Background on the Bonilla Lawsuit

Ancestry DNA, most commonly known for its at-home DNA testing kits, also maintains a robust database of various historical information and images.  One subset of this online database is the company’s “Yearbook Database.”  This portion of the website collects yearbook records from throughout the country and uploads the yearbook contents – including students’ photos – to Ancestry.com.  On June 27, 2019, Ancestry DNA uploaded the 1995 yearbook from Central High School in Omaha, Nebraska to its Yearbook Database.

More than a year later, on December 14, 2020, Plaintiff Sergio Bonilla filed a lawsuit against Ancestry DNA over its publication of the Central High School yearbook.  Specifically, Plaintiff Bonilla – a current Illinois resident and former student of Central High School whose picture appeared in Ancestry’s database – alleged that Ancestry DNA improperly publicized his private information without obtaining his consent.  Plaintiff’s lawsuit asserted violations of the IRPA, as well as a cause of action for unjust enrichment.  Ancestry DNA filed a motion for summary judgment on the basis that Plaintiff’s action was not brought within the requisite one-year limitations period.  The Court agreed, thereby dismissing Plaintiff’s claims.

Court Denies Plaintiff’s Motion for Reconsideration

After the Illinois Supreme Court’s decision in Tims v. Black Horse Carriers (which held that BIPA is subject to a five-year statute of limitations – read our full summary HERE), Plaintiff filed a motion for reconsideration, contending that the Court should actually apply a five-year limitations period to IRPA actions, like it applies to BIPA.  To that end, Plaintiff emphasized that the IRPA (similar to BIPA) does not itself contain a statute of limitations.  Plaintiff also noted that both the IRPA and BIPA derived from legislative concerns centered on Illinois residents’ right to privacy.  Therefore, according to Plaintiff, the IRPA’s legislative purpose would be best served by applying the catch-all five-year limitations period of 735 ILCS 5/13-205. 

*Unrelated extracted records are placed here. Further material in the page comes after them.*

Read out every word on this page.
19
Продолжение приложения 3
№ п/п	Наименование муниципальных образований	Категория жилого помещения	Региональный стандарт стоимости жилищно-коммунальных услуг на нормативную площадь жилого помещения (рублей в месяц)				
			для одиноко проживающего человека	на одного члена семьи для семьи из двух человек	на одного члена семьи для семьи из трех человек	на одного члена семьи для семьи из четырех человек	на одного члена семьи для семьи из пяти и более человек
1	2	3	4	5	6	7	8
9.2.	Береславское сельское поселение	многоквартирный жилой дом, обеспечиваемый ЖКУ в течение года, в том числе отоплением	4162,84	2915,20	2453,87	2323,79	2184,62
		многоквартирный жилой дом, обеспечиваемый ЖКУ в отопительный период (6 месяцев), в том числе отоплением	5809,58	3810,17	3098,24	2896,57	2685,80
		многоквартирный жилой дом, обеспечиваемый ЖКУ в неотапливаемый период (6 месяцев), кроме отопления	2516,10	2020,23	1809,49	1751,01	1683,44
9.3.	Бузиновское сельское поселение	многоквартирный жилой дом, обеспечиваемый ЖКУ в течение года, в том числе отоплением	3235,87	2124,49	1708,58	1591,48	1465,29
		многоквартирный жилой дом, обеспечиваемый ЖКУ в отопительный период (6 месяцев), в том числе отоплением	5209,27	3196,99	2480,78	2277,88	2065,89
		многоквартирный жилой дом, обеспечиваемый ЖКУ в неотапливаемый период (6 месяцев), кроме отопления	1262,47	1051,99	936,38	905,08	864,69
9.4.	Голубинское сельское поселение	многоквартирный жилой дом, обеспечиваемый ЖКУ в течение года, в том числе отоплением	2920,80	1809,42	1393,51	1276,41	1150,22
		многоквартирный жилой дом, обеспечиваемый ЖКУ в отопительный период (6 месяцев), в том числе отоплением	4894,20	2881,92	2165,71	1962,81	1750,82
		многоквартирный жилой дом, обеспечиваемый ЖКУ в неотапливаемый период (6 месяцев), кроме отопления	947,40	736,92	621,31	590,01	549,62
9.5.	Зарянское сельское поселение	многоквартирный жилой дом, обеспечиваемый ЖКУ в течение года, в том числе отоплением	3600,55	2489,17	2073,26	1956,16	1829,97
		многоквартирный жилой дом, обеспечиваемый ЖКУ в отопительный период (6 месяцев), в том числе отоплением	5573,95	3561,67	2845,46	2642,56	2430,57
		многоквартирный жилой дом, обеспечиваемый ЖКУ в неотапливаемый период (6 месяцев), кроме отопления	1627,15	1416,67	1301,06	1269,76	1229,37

On reconsideration, the Court again rejected Plaintiff’s argument.  The Court first outlined relevant case law precedent, under which the only courts to address this issue previously held that the IRPA’s applicable statute of limitations is one year.  See Toth-Gray v. Lamp Liter, Inc., No. 19-cv-1327, 2019 WL 3555179, at *4 (N.D. Ill. July 31, 2019); see also Blair v. Nevada Landing P’ship, 859 N.E.2d 1188, 1192 (Ill. App. Ct. 2006). 

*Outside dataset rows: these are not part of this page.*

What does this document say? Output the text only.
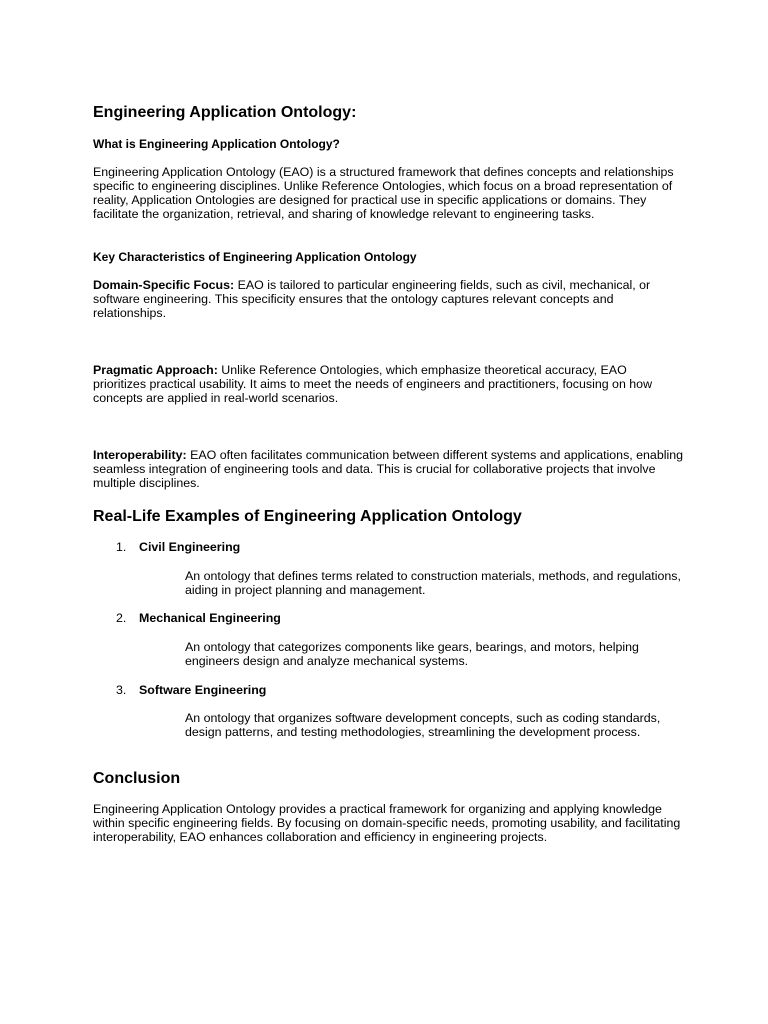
Engineering Application Ontology:
What is Engineering Application Ontology?
Engineering Application Ontology (EAO) is a structured framework that defines concepts and relationships specific to engineering disciplines. Unlike Reference Ontologies, which focus on a broad representation of reality, Application Ontologies are designed for practical use in specific applications or domains. They facilitate the organization, retrieval, and sharing of knowledge relevant to engineering tasks.
Key Characteristics of Engineering Application Ontology
Domain-Specific Focus: EAO is tailored to particular engineering fields, such as civil, mechanical, or software engineering. This specificity ensures that the ontology captures relevant concepts and relationships.
Pragmatic Approach: Unlike Reference Ontologies, which emphasize theoretical accuracy, EAO prioritizes practical usability. It aims to meet the needs of engineers and practitioners, focusing on how concepts are applied in real-world scenarios.
Interoperability: EAO often facilitates communication between different systems and applications, enabling seamless integration of engineering tools and data. This is crucial for collaborative projects that involve multiple disciplines.
Real-Life Examples of Engineering Application Ontology
1. Civil Engineering
An ontology that defines terms related to construction materials, methods, and regulations, aiding in project planning and management.
2. Mechanical Engineering
An ontology that categorizes components like gears, bearings, and motors, helping engineers design and analyze mechanical systems.
3. Software Engineering
An ontology that organizes software development concepts, such as coding standards, design patterns, and testing methodologies, streamlining the development process.
Conclusion
Engineering Application Ontology provides a practical framework for organizing and applying knowledge within specific engineering fields. By focusing on domain-specific needs, promoting usability, and facilitating interoperability, EAO enhances collaboration and efficiency in engineering projects.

The Court then analyzed the Tims decision, which held that, “when the law does not specify a statute of limitations, ‘the five-year limitations period applies’ unless the suit is one for ‘slander, libel or for publication of a matter violating the right of privacy.’”  Here, the Court reasoned that an IRPA action squarely falls within the last category identified by the Court in Tims, as IRPA cases necessarily involve alleged violations of a party’s right to privacy.  Finally, the Court rejected Plaintiff’s contention that Tims controls this situation, instead holding that “[u]nlike the BIPA, the IRPA protects the publication of matters related to the right of privacy and, thus, falls under the one-year statute of limitations.”

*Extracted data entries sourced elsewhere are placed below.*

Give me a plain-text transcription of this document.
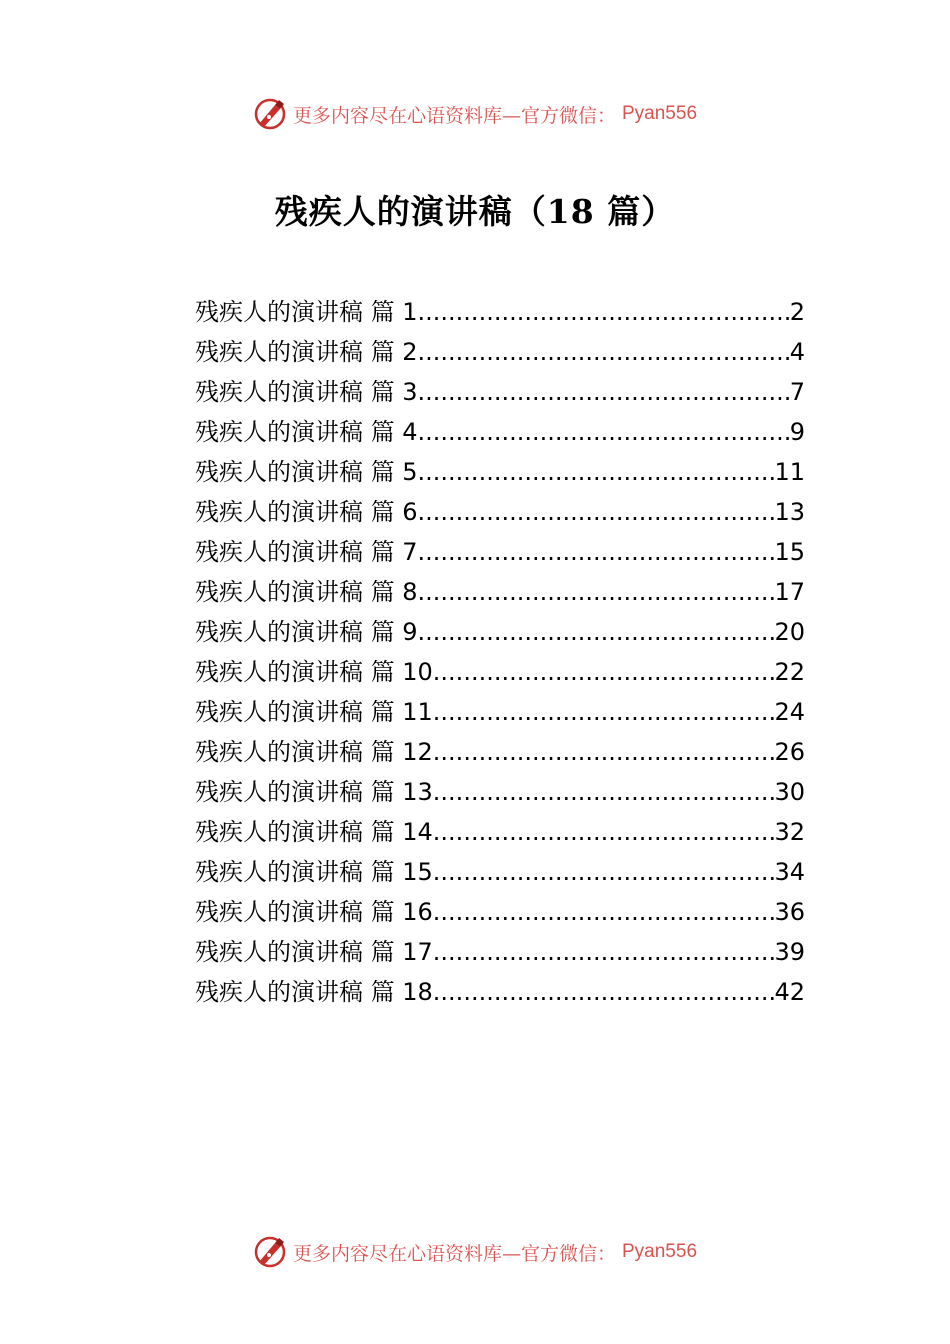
更多内容尽在心语资料库—官方微信： Pyan556
残疾人的演讲稿（18 篇）
残疾人的演讲稿 篇 1 .....	2
残疾人的演讲稿 篇 2 .....	4
残疾人的演讲稿 篇 3 .....	7
残疾人的演讲稿 篇 4 .....	9
残疾人的演讲稿 篇 5 .....	11
残疾人的演讲稿 篇 6 .....	13
残疾人的演讲稿 篇 7 .....	15
残疾人的演讲稿 篇 8 .....	17
残疾人的演讲稿 篇 9 .....	20
残疾人的演讲稿 篇 10 .....	22
残疾人的演讲稿 篇 11 .....	24
残疾人的演讲稿 篇 12 .....	26
残疾人的演讲稿 篇 13 .....	30
残疾人的演讲稿 篇 14 .....	32
残疾人的演讲稿 篇 15 .....	34
残疾人的演讲稿 篇 16 .....	36
残疾人的演讲稿 篇 17 .....	39
残疾人的演讲稿 篇 18 .....	42
更多内容尽在心语资料库—官方微信： Pyan556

Implications for Businesses

This decision establishes a welcome pro-business standard in the Illinois privacy law context.  Notably, the Illinois Supreme Court in Tims rejected the defense bar’s argument that BIPA violations were akin to privacy rights violations and subject to the one-year statute of limitations applicable to IRPA claims.  This Ancestry.com decision holds that the converse also is not true.  It is also the first court to reject expansion of the plaintiff-friendly five-year BIPA statute of limitations to claims beyond BIPA.

Though this decision was issued by an Illinois federal court – rather than the Illinois Supreme Court, which decided the recent Tims and Cothron v. White Castle System BIPA cases – it nonetheless offers some privacy protection for Illinois businesses that post or otherwise aggregate third parties’ content or information.  We will monitor whether defendants are able to expand the Bonilla decision into other related privacy law actions, or if Illinois courts will restrict its holding to actions brought under the IRPA.

For more information about the Illinois Right of Publicity Act, the Illinois Biometric Information Privacy Act, or how this decision may affect your business, contact the authors Danielle Kays and James Nasiri, your Seyfarth attorney, or Seyfarth’s Workplace Privacy & Biometrics Practice Group.

Seyfarth Synopsis: Federal judges are requiring attorneys to attest as to whether they have used generative artificial intelligence (AI) in court filings, and if so, how and in what manner it was used. These court orders come just days after two New York attorneys filed a motion in which ChatGPT provided citations to non-existent caselaw.[i]

There are many ways to leverage AI tools across the legal industry, including identifying issues in clients’ data management practices, efficiently reviewing immense quantities of electronically stored information, and guiding case strategy, but according to U.S. District Judge Brantley Starr of the Northern District of Texas, “legal briefing is not one of them.” Last Tuesday, May 30, Judge Starr became the first judge requiring all attorneys before his court to certify whether they used generative AI to prepare filings, and if so, to confirm any such language prepared by the generative AI was validated by a human for accuracy.[ii]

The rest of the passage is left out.